Je m’appuie sur une collaboratrice. Avec la présidente de l’Office municipal socioculturel, elle est en charge de la programmation et de l’organisation de tous les événements.
Des difficultés particulières ?
Le frein principal tient à la répartition géographique. Il est essentiel de pouvoir réunir tous les habitants autour d’une programmation commune, ce que ne facilite pas son morcellement. Autre difficulté, de grands écarts générationnels entre une partie vieillissante de la population et une autre très jeune, ce dont la programmation doit tenir compte sachant que les attentes diffèrent.
Le lien avec la Métropole Aix-Marseille-Provence ?
Depuis deux ans, on constate une baisse significative des soutiens de la Métropole, qui rend difficile de conserver nos acquis. Nous ne connaissons pas encore le budget alloué pour 2022… Comment alors construire une programmation, car ce budget permet de choisir les spectacles du catalogue des tournées intercommunautaires pour compléter notre offre propre ? Les petites communes ont de plus en plus de mal, surtout depuis 2020, à financer des événements alors que le soutien de la Métropole devrait servir à cela.
Côté Département, nous bénéficions de la programmation “Provence en scène”, avec un catalogue de spectacles très riche et très varié proposé uniquement par des acteurs du territoire, ce qui représente un soutien important aux intermittents. Nous travaillons aussi avec la bibliothèque départementale pour des animations.
Vos relations avec la Région, la DRAC ?
La DRAC devrait participer, on l’espère, au financement de la construction et de l’équipement de l’extension de la médiathèque que nous créons dans le nouveau quartier, en particulier pour le numérique, avec l’appui d’un conseiller et des financements de France Relance. Elle devrait aussi prendre partiellement en charge du personnel pour l’extension des horaires d’ouverture. Les rapports sont donc très bons avec la DRAC ainsi qu’avec la Région puisque sa régie culturelle nous permet de louer du matériel pour les expositions, concerts et animations.
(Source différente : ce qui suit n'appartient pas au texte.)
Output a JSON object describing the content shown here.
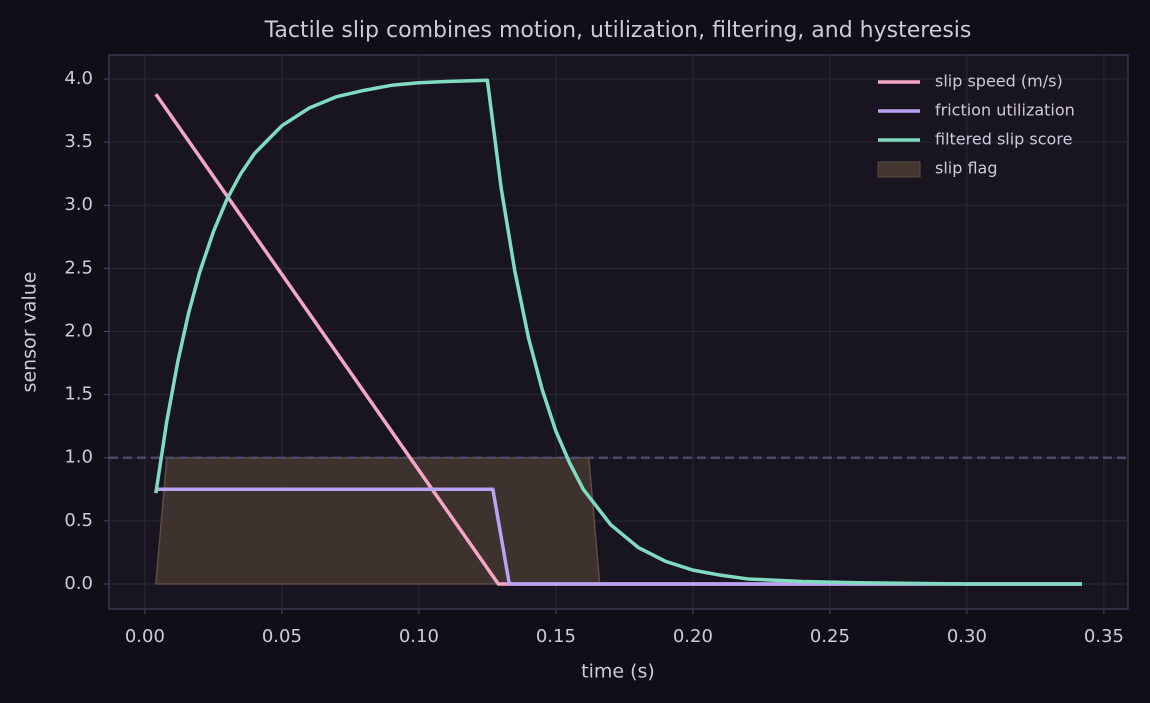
{
  "chart_data": {
    "type": "line",
    "title": "Tactile slip combines motion, utilization, filtering, and hysteresis",
    "xlabel": "time (s)",
    "ylabel": "sensor value",
    "xlim": [
      -0.0131,
      0.3588
    ],
    "ylim": [
      -0.198,
      4.19
    ],
    "xticks": [
      {
        "value": 0,
        "label": "0.00"
      },
      {
        "value": 0.05,
        "label": "0.05"
      },
      {
        "value": 0.1,
        "label": "0.10"
      },
      {
        "value": 0.15,
        "label": "0.15"
      },
      {
        "value": 0.2,
        "label": "0.20"
      },
      {
        "value": 0.25,
        "label": "0.25"
      },
      {
        "value": 0.3,
        "label": "0.30"
      },
      {
        "value": 0.35,
        "label": "0.35"
      }
    ],
    "yticks": [
      {
        "value": 0,
        "label": "0.0"
      },
      {
        "value": 0.5,
        "label": "0.5"
      },
      {
        "value": 1,
        "label": "1.0"
      },
      {
        "value": 1.5,
        "label": "1.5"
      },
      {
        "value": 2,
        "label": "2.0"
      },
      {
        "value": 2.5,
        "label": "2.5"
      },
      {
        "value": 3,
        "label": "3.0"
      },
      {
        "value": 3.5,
        "label": "3.5"
      },
      {
        "value": 4,
        "label": "4.0"
      }
    ],
    "grid": true,
    "legend": "upper right",
    "hline": 1.0,
    "series": [
      {
        "name": "slip speed (m/s)",
        "color": "#f4a6c4",
        "style": "line",
        "x": [
          0.004,
          0.129,
          0.342
        ],
        "values": [
          3.88,
          0,
          0
        ]
      },
      {
        "name": "friction utilization",
        "color": "#b9a3f4",
        "style": "line",
        "x": [
          0.004,
          0.127,
          0.133,
          0.342
        ],
        "values": [
          0.75,
          0.75,
          0,
          0
        ]
      },
      {
        "name": "filtered slip score",
        "color": "#7fdcc0",
        "style": "line",
        "x": [
          0.004,
          0.008,
          0.012,
          0.016,
          0.02,
          0.025,
          0.03,
          0.035,
          0.04,
          0.05,
          0.06,
          0.07,
          0.08,
          0.09,
          0.1,
          0.11,
          0.125,
          0.13,
          0.135,
          0.14,
          0.145,
          0.15,
          0.155,
          0.16,
          0.17,
          0.18,
          0.19,
          0.2,
          0.21,
          0.22,
          0.24,
          0.26,
          0.3,
          0.342
        ],
        "values": [
          0.72,
          1.29,
          1.76,
          2.15,
          2.47,
          2.79,
          3.05,
          3.25,
          3.41,
          3.63,
          3.77,
          3.86,
          3.91,
          3.95,
          3.97,
          3.98,
          3.99,
          3.14,
          2.48,
          1.95,
          1.54,
          1.21,
          0.96,
          0.75,
          0.47,
          0.29,
          0.18,
          0.11,
          0.07,
          0.04,
          0.02,
          0.01,
          0,
          0
        ]
      },
      {
        "name": "slip flag",
        "color": "#433530",
        "style": "area",
        "x": [
          0.004,
          0.008,
          0.162,
          0.166
        ],
        "values": [
          0,
          1,
          1,
          0
        ]
      }
    ]
  }
}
Estimez-vous qu’il manque des espaces de concertation entre collectivités ?
Il y a en effet un effort de concertation à faire. Pour ma part je participe à la commission culture du Pays d’Aix, qui fait maintenant partie de la Métropole. Mais nous ne nous réunissons qu’une fois par mois. Et la crise sanitaire ne nous aide pas. Nous entretenons cependant des liens privilégiés avec certaines communes avec qui nous partageons le même passé, notamment minier : Gardanne et Gréasque.
Quel message pour l’élection présidentielle ?
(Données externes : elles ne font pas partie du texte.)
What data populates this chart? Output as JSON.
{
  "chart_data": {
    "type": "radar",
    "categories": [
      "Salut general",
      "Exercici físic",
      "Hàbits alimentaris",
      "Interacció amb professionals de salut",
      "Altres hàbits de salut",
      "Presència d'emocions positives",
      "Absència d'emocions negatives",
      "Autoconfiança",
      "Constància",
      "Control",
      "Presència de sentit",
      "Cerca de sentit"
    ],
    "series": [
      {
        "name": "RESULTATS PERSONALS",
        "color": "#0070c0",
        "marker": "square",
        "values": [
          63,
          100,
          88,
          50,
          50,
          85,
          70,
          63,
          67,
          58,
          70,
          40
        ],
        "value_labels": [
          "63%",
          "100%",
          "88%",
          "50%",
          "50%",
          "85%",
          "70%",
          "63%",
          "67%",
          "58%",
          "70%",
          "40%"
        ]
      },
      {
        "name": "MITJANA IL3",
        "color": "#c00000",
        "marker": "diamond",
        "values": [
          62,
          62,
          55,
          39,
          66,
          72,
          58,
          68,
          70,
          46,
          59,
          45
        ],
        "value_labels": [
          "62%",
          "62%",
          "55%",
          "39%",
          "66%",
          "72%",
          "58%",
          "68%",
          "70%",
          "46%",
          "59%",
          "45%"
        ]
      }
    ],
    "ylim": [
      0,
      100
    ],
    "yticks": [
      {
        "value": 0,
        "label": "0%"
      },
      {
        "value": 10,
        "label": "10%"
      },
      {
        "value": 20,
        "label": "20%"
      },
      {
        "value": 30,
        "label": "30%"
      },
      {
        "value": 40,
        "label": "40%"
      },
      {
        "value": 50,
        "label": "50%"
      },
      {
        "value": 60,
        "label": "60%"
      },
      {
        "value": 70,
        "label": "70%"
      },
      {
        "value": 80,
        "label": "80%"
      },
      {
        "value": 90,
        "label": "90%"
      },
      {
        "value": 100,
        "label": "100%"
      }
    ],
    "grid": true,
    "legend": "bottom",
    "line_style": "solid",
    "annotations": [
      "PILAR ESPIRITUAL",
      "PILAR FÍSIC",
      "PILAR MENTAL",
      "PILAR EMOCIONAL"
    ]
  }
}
La culture fait partie des parents pauvres des politiques nationales, avec la baisse de ses moyens depuis une quinzaine d’années. Il est dommage de voir fondre comme neige au soleil les aides dont nous bénéficiions auparavant. C’est d’autant plus compliqué pour nous que nous avons fait le choix d’une politique de gratuité pour permettre un accès plus large à la culture. Il faudrait que nous puissions être porteurs de projets et que nous soyons entendus… Peut-être est-ce un peu utopique, mais mon leitmotiv serait “la culture pour tous et partout”, c’est-à-dire pas seulement dans les grandes villes. Nous devrions avoir le possibilité d’avoir notre propre programmation pour pouvoir proposer dans la commune ce qu’on peut voir dans les grandes villes. Tout le monde n’a pas forcément les moyens de se déplacer.
Vous venez d’adhérer à la FNCC. Pourquoi ?
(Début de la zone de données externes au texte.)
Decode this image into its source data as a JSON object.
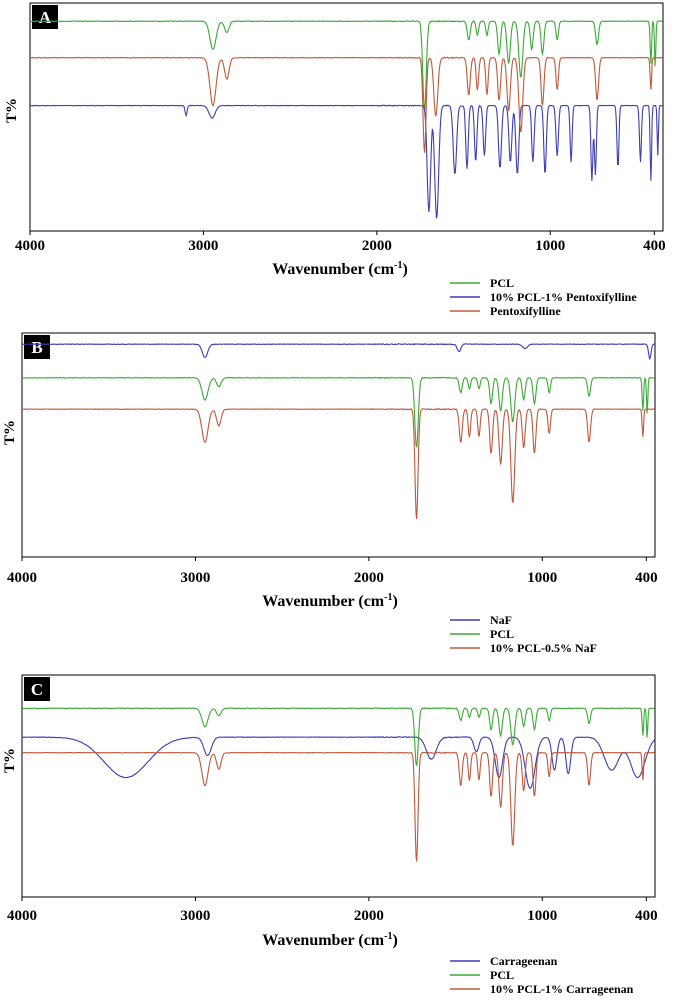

Les formations m’ont beaucoup intéressée – j’ai participé à celle sur les résidences d’artistes –, en particulier pour les échanges avec d’autres communes, ce qui permet de profiter de leur expérience. Pour nous qui avons un projet de résidence dans les années à venir, cette formation m’a été très utile. Il a donc été décidé de poursuivre l’adhésion, car l’expérience des autres communes ne peut que nous être très bénéfique. Plus globalement, je n’ai pas d’attente particulière de la FNCC mais je suis preneuse de toutes les informations que la Fédération nous fait parvenir.